„Erinnerung wachhalten!“

Auftaktveranstaltung zur bundesweiten Aufarbeitung von Zwangsarbeit auf vormaligen Spielstätten im Nationalsozialismus

Das altehrwürdige Piesberger Gesellschaftshaus war am Sonntag Schauplatz einer bewegenden Auftaktveranstaltung zur Aufarbeitung von Zwangsarbeit auf Spielstätten im Nationalsozialismus. Das bundesweite Bündnis, das unter dem Projektnamen „!Nie wieder“ firmiert, versammelte Expert*innen, Zeitzeug*innen, überregionale Gäste und die heimische Öffentlichkeit, um die Erinnerung an diese düstere Periode lebendig zu halten.

VfL-Kicker nach ihrem legendären Sieg gegen den damaligen Deutschen Meister Hannover 96 im Februar 1939. Niemand ahnt, dass der Spielort rund drei Jahre später ein Lager für Zwangsarbeit wird.
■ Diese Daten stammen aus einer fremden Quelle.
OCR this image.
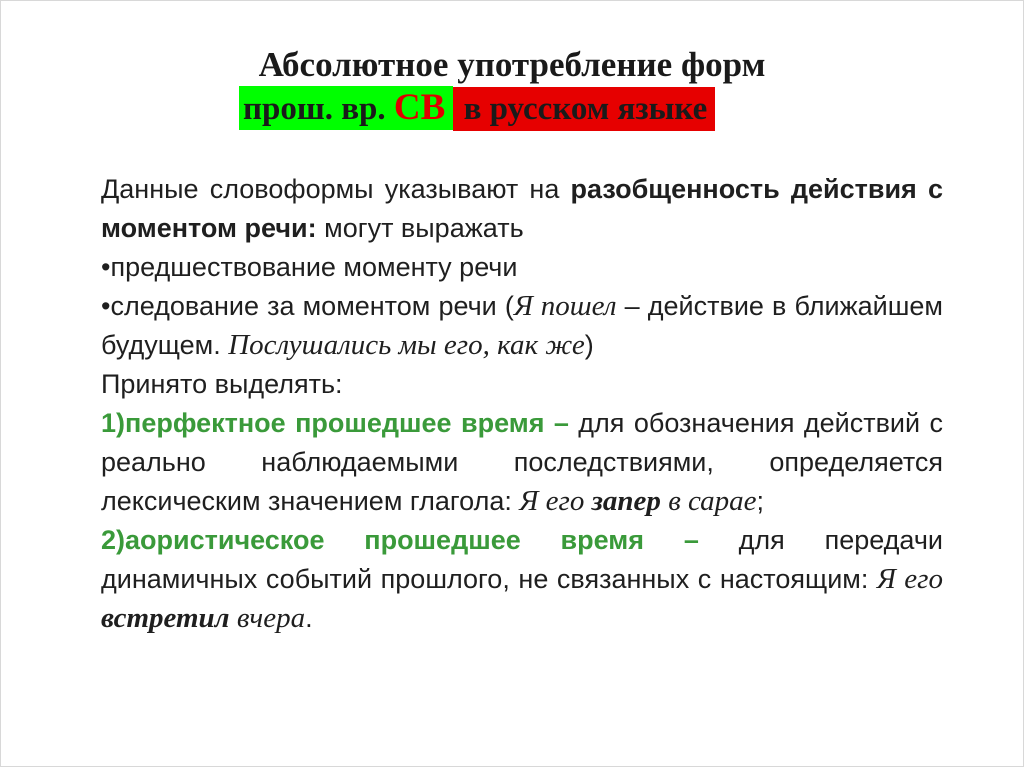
Абсолютное употребление форм
прош. вр. СВ в русском языке

Данные словоформы указывают на разобщенность действия с моментом речи: могут выражать

•предшествование моменту речи

•следование за моментом речи (Я пошел – действие в ближайшем будущем. Послушались мы его, как же)

Принято выделять:

1)перфектное прошедшее время – для обозначения действий с реально наблюдаемыми последствиями, определяется лексическим значением глагола: Я его запер в сарае;

2)аористическое прошедшее время – для передачи динамичных событий прошлого, не связанных с настоящим: Я его встретил вчера.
Bei der Eröffnungsveranstaltung wurde an die vormalige Spielstätten des Jubels erinnert, die während der dunklen Ära im Zweiten Weltkrieg als Zwangsarbeitslager genutzt wurden. Alles zielt darauf ab, das Bewusstsein für die Vergangenheit zu schärfen und gleichzeitig den Weg für Aufarbeitung und Versöhnung zu ebnen. Mit informativen Beiträgen wurden dabei Geschichten derjenigen, die während ihrer Zwangsarbeit an Orten wie der Gartlage litten, zum Leben erweckt. Die Vortragenden erinnerten an die Opfer und würdigten ihre Widerstandsfähigkeit in Zeiten großer Not. In der parallel gezeigten Ausstellung „Ausgrenzung, Anpassung, Instrumentalisierung. Fußball in der NS-Zeit“ wurde im Pferdestall des Museums für Industriekultur eine Ausstellung zum deutschen Fußball in der NS-Zeit präsentiert, um Besucher*innen einen vertiefenden Einblick in die Vergangenheit zu ermöglichen. Grußworte vom Koordinator des „!Nie wieder“-Bündnisses Eberhard Schulz aus München, vom Osnabrücker Bürgermeister Uwe Görtemöller und VfL-Vizepräsident Christoph Determann dokumentierten, wie eindrucksvoll Tagung und Inhalte durch Bundesinitiative, Stadt wie Verein mitgetragen wurden. Eine souveräne Moderation mit Axel Balzer und Lisa Roggenkamp sowie gekonnte musikalische Untermalungen durch Toscho Todorovic und Mike Titre rundeten den Tag erfolgreich ab.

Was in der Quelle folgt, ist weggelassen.